A trader works on the floor at the New York Stock Exchange on March 23. We will get our first glimpse of how the war in Iran affected the American economy this week, writes Amber Kanwar.Brendan McDermid/Reuters
My husband is ready to have his heart broken again. After swearing off baseball, nay all sports, following the Blue Jays crushing World Series defeat last year, it appears he is ready to love again. He is taking our daughter to a game this week. It’s the kind of delusional optimism I wish he would apply when I say, “I think a road trip with three kids would be fun.”
Here are five things to know this week:
Duration risk: The key driver for the markets will continue to be the war in Iran as it enters its fifth week. The S&P 500 fell for a fifth week in a row, its longest losing streak since 2022. The NASDAQ entered correction territory with a 10-per-cent pullback. The S&P/TSX Composite hasn’t been spared, down 7.6 per cent from the record high. Under the hood, the damage is worse. Sixty-four per cent of TSX stocks are in correction territory while 75 per cent of stocks are in correction on the S&P 500.

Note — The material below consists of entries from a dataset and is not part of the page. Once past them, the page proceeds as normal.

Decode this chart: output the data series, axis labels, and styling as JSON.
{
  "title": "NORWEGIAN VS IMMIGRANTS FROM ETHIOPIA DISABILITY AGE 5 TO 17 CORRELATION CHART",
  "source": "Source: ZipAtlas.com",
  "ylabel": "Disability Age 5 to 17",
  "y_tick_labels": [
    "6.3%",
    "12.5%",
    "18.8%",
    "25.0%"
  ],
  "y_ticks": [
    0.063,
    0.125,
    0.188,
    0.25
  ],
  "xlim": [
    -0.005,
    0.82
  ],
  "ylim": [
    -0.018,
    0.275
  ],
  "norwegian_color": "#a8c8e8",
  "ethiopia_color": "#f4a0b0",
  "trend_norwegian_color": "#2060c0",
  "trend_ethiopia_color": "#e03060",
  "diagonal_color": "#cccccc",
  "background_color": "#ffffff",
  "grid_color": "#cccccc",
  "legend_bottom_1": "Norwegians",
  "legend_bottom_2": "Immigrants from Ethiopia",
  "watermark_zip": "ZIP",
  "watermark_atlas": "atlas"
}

“We can’t call the duration of this conflict with any accuracy,” said Amritha Kasturirangan, vice-president and portfolio manager at Franklin Templeton’s Franklin Equity Group, on my podcast last week. “But a few things stand out … the timing of mid-term elections and the rising price of gas at the pump. If you start getting close to a five-handle [on gas prices], that starts creating massive consumer anxiety. Those should act as natural brakes on this administration’s willingness to prolong the war.” The US$30-billion fund manager said this, coupled with positive underlying fundamentals like the AI productivity cycle, should win out the day for investors.
The price of war: We will get our first glimpse of how the war in Iran affected the American economy this week. Inflation may first show up in the ISM reading of the manufacturing sector, specifically the prices paid component. At last reading, prices paid hit the highest level since 2022 and that was before the spike in energy prices.
On Friday, we will get the U.S. jobs report, which is expected to show growth of 51,000 jobs. While that would be better than the 92,000 jobs lost in February, it is still well below 125,000 average monthly job gains over the last 10 years. “With the labour market returning to modest net job growth in March, the energy prices shock is expected to keep the Fed on hold at least until September,” wrote Scott Anderson, chief U.S. economist at BMO Economics.
Difficult go: Embattled subprime lender Goeasy will report results Tuesday, after delaying its earnings with a disastrous warning about write-downs, which forced the company to suspend its dividend. That led to a 72-per-cent crash in the stock this year. A few weeks ago, Goeasy announced more than $200-million in charges owing to losses in its auto and powersport lending business. This followed reports from short-seller Jehoshaphat Research in September, accusing the company of sitting on improperly delayed credit losses.
Now that the stock has cratered, and the short-seller has said the worst is over, investors (if there are any left) will want clarity on the path toward recovery. Last week, the company announced amended lending agreements, which provides up to $983-million in liquidity. “[The lending agreement announcement] implies that GSY can avoid a worst-case scenario of having to undertake a dilutive equity raise and/or having to idle more of its lending operations,” wrote ATB Cormark’s co-head of equity research Jeff Fenwick. “And provides time and space for GSY to reorient its business plan.” Analysts expect a loss for the fourth quarter.
On the ropes: Nike reports Tuesday after the bell with its stock trading at an 8½-year low. A new chief executive officer, product realignment and activist investor have all failed to halt the stock’s decline. Analysts expect earnings per share will drop 43 per cent from last year while sales growth remains anemic. China, which represents 15 per cent of sales, has been a pain point. Last quarter, sales in the Chinese market fell 17 per cent.
Nike has been dealing with twin battles. The first is the self-inflicted wound of attempting direct-to-consumer sales, which led to lost market share. The second is tariffs, which have negatively affected Nike because it makes the bulk of its products abroad. The worst of the tariffs may be behind it, argued Barclays analyst Adrienne Yih, who upgraded the stock earlier this month. She sees “inflections” in the financials and notes the company is making good progress on turnaround efforts, which “provide a solid foundation for a more constructive investment thesis.”
Cool start: The Canadian economy is expected to show no growth in the month of January when the figures are released Tuesday morning. We will also get a flash estimate for February. These are numbers from before the war broke out, but they will give us a sense of how much the Canadian economy was under pressure in the lead-up to the war.
We will also get a read of Canada’s trade position with new data out on Thursday. Recall, last year Canada posted its widest trade deficit on record outside of the COVID years. Economists expect this will start to narrow, in part because of oil prices. “We expect a narrowing in Canada’s trade deficit from $3.6-billion to $1.8-billion driven by a partial rebound in auto exports and higher oil prices. The deficit should continue to narrow in March after the Middle East conflict drove oil prices sharply higher,” wrote RBC senior economist Claire Fan and economist Abbey Xu.